E. Count IX: Malicious Prosecution

Finally, Waller, Lewis, and Askar argue that they are entitled to summary judgment as to Plaintiff's state law malicious prosecution claim. Malicious prosecution actions are disfavored in Illinois. Aguirre v. City of Chicago, 887 N.E.2d 656, 662 (Ill. App. Ct. 2008). To establish malicious prosecution under Illinois law, a plaintiff must show that: (1) the defendants began or continued the original criminal proceeding; (2) the proceeding terminated in favor of the plaintiff; (3) probable cause did not exist; (4) malice was present; and (5) that the plaintiff sustained damages. See Swick v. Liautaud, 662 N.E.2d 1238, 1242 (Ill. 1996). Liability for malicious prosecution "extends to all persons who played a significant role in causing the prosecution of the plaintiff," provided all of these elements are met. Frye v. O'Neill, 520 N.E.2d 1233, 1240 (Ill. App. Ct. 1988). Where more than one criminal charge was brought, the Court considers each charge separately in this analysis. See Holmes v. Village of Hoffman Estate, 511 F.3d 673, 682-83 (7th Cir. 2007).

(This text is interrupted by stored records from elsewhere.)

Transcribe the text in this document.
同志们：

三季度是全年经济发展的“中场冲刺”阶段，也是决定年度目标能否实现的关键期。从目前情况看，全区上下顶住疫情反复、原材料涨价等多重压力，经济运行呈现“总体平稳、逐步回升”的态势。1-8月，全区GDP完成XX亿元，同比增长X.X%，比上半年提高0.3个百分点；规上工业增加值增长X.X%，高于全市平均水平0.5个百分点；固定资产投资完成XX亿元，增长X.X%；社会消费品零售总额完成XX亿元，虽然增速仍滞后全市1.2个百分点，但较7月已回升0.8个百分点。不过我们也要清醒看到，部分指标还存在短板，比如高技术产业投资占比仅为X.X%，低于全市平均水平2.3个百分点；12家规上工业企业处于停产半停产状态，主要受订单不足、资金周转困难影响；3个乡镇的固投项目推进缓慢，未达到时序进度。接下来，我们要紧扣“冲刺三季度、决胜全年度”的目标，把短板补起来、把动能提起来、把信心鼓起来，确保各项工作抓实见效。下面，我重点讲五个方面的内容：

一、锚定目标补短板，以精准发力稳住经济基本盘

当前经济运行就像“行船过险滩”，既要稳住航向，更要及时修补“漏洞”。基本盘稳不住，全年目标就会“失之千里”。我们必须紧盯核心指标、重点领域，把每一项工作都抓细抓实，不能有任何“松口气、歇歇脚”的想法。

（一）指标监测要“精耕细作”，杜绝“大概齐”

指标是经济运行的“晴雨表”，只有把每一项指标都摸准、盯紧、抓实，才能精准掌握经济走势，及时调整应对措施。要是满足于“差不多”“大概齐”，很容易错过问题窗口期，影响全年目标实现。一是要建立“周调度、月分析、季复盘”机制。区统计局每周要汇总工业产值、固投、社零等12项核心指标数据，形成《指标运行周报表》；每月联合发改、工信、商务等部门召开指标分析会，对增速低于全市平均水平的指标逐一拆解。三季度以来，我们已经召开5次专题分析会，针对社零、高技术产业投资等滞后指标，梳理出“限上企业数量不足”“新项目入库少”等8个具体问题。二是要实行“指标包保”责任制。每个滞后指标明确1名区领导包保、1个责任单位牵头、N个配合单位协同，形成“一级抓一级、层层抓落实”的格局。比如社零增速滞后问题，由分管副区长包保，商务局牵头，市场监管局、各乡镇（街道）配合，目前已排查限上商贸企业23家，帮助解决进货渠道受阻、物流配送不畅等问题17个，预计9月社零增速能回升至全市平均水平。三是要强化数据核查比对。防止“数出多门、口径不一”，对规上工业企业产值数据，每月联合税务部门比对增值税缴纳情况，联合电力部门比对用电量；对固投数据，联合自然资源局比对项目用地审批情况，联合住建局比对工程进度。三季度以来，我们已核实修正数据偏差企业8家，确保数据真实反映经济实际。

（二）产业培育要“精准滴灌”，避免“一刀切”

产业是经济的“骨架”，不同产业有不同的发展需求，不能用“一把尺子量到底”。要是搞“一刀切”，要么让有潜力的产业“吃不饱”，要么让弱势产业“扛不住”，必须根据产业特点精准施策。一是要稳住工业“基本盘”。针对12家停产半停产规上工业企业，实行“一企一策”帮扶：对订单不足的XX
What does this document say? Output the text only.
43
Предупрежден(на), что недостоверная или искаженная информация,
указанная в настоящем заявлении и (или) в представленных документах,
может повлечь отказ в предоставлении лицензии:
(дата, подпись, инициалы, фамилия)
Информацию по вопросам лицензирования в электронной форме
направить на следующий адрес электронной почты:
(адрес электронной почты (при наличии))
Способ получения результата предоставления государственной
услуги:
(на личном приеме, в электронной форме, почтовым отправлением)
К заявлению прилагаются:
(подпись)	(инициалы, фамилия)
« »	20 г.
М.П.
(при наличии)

There is no dispute that Waller signed a criminal complaint charging Plaintiff with resisting or obstructing a peace officer, or that Plaintiff was ultimately acquitted of that charge.

In addition, as noted above, there is a question of fact as to whether Waller had probable cause to arrest Plaintiff for that offense. Although there is no direct evidence of malice, a jury could infer that Waller had a malicious intent, based on the allegation that Waller struck Plaintiff in the eye. Accordingly, Waller's motion for summary judgment as to Count IX is denied.

The motion for summary judgment as to Plaintiff's malicious prosecution claims against Lewis and Askar is granted, however. First, Plaintiff has offered no evidence that Lewis and Askar played any role in causing Plaintiff's prosecution for resisting or obstructing a peace officer. Accordingly, Plaintiff cannot maintain a malicious prosecution claim against those defendants based on the resisting or obstructing a peace officer charge.

In addition, Plaintiff's malicious prosecution claim fails to the extent that it is based on the solicitation for prostitution charge. The plaintiff bears the burden of proving the favorable termination of the criminal proceeding. See Swick, 662 N.E.2d at 1243. Here, Plaintiff has offered no evidence as to the disposition of the solicitation for prostitution charge.

ORDERED:

The Court sua sponte strikes Defendants' reply to Plaintiff's response to Defendants' Local Rule 56.1(b)(3)(B) statement of undisputed facts [96]. Defendants' motion for partial summary judgment [62] is granted in part and denied in part. The motion is granted as to Count I against the City of Harvey; Counts II and III against the City of Harvey, Lewis, and Askar; Count V against the City of Harvey and Lewis; Count VI against the City of Harvey; and Count IX against Lewis and Askar. The motion is denied as to Counts II and III against Waller; Count V against Waller and Askar; and Count IX against Waller.